Abstract:
Dryland riparian woodlands are considered to be locally buffered from droughts by shallow and stable groundwater levels. However, climate change is causing more frequent and severe drought events, accompanied by warmer temperatures, collectively threatening the persistence of these groundwater dependent ecosystems through a combination of increasing evaporative demand and decreasing groundwater supply. We conducted a dendro-isotopic analysis of radial growth and seasonal (semi-annual) carbon isotope discrimination (Δ13 C) to investigate the response of riparian cottonwood stands to the unprecedented California-wide drought from 2012 to 2019, along the largest remaining free-flowing river in Southern California. Our goals were to identify principal drivers and indicators of drought stress for dryland riparian woodlands, determine their thresholds of tolerance to hydroclimatic stressors, and ultimately assess their vulnerability to climate change. Riparian trees were highly responsive to drought conditions along the river, exhibiting suppressed growth and strong stomatal closure (inferred from reduced Δ13 C) during peak drought years. However, patterns of radial growth and Δ13 C were quite variable among sites that differed in climatic conditions and rate of groundwater decline. We show that the rate of groundwater decline, as opposed to climate factors, was the primary driver of site differences in drought stress, and trees showed greater sensitivity to temperature at sites subjected to faster groundwater decline. Across sites, higher correlation between radial growth and Δ13 C for individual trees, and higher inter-correlation of Δ13 C among trees were indicative of greater drought stress.
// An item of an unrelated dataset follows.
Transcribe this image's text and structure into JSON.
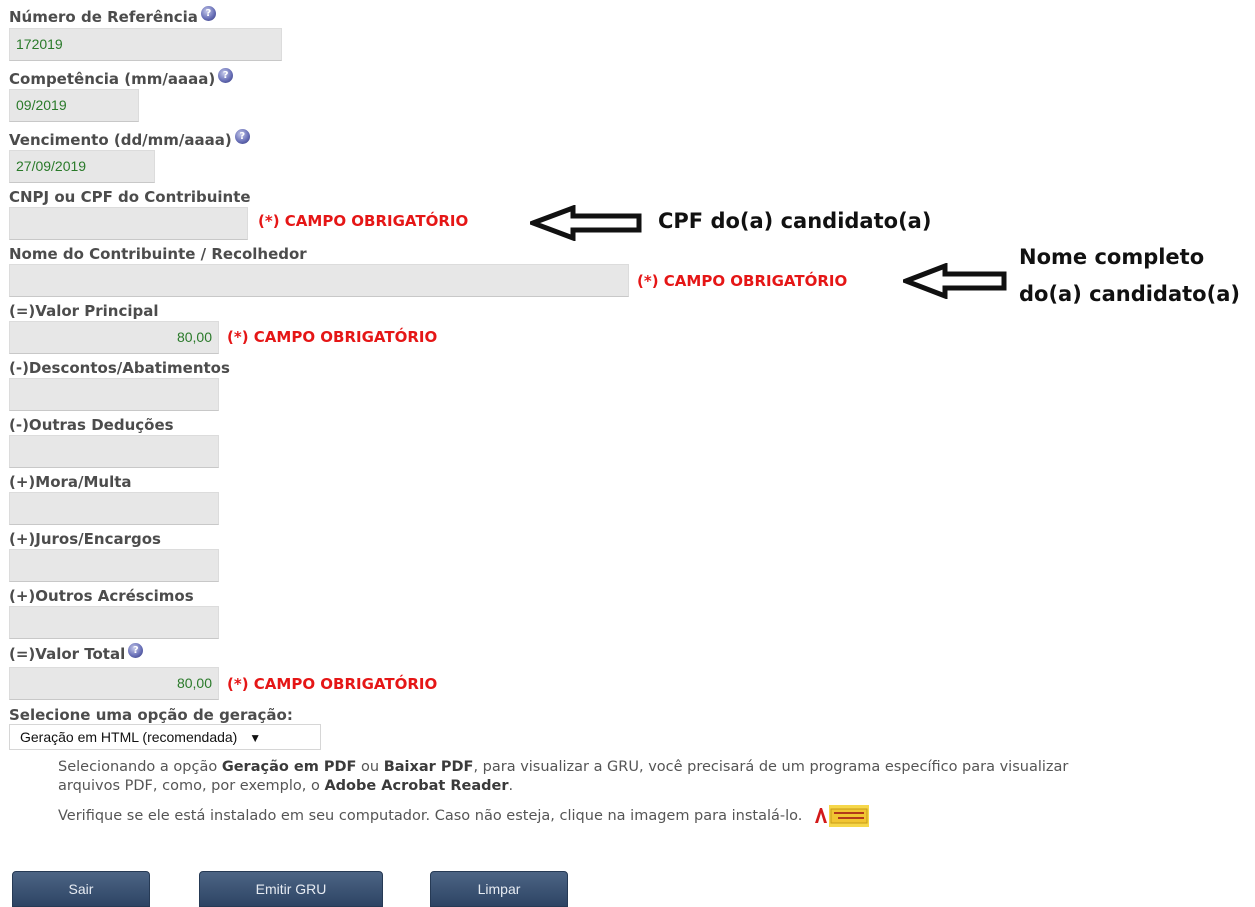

Trees showed a threshold of tolerance to groundwater decline at 0.5 m year-1 beyond which drought stress became increasingly evident and severe. For sites that exceeded this threshold, peak physiological stress occurred when total groundwater recession exceeded ~3 m. These findings indicate that drought-induced groundwater decline associated with more extreme droughts is a primary threat to dryland riparian woodlands and increases their susceptibility to projected warmer temperatures.
摘要:
旱地河岸林地被认为是由浅层和稳定的地下水位在干旱中局部缓冲的。然而,气候变化导致更频繁和严重的干旱事件,伴随着温暖的温度,通过增加蒸发需求和减少地下水供应共同威胁这些依赖地下水的生态系统的持久性。我们对径向生长和季节性(半年度)碳同位素识别(Δ13C)进行了树枝状同位素分析,以调查河岸棉木林分对2012年至2019年加利福尼亚州空前的干旱的响应。南加州剩余的自由流动河流。我们的目标是确定旱地河岸林地干旱胁迫的主要驱动因素和指标,确定他们对气候压力源的耐受阈值,并最终评估他们对气候变化的脆弱性。河岸树对沿河的干旱状况高度敏感,在干旱高峰期表现出抑制的生长和强烈的气孔关闭(从Δ13C降低推断)。然而,在气候条件和地下水下降速率不同的地点之间,径向生长和Δ13C的模式变化很大。我们证明了地下水下降的速度,与气候因素相反,是干旱胁迫部位差异的主要驱动因素,在地下水下降速度较快的地点,树木对温度表现出更大的敏感性。跨站点,单株树木的径向生长和Δ13C之间的相关性更高,树木之间Δ13C的相互关系较高,表明干旱胁迫更大。树木在0.5m年1时显示出对地下水下降的耐受性阈值,超过该阈值,干旱胁迫变得越来越明显和严重。对于超过此阈值的站点,当地下水总衰退超过约3m时,生理压力达到峰值。这些发现表明,干旱引起的地下水减少与更极端的干旱有关,是对旱地河岸林地的主要威胁,并增加了它们对预计温度升高的敏感性。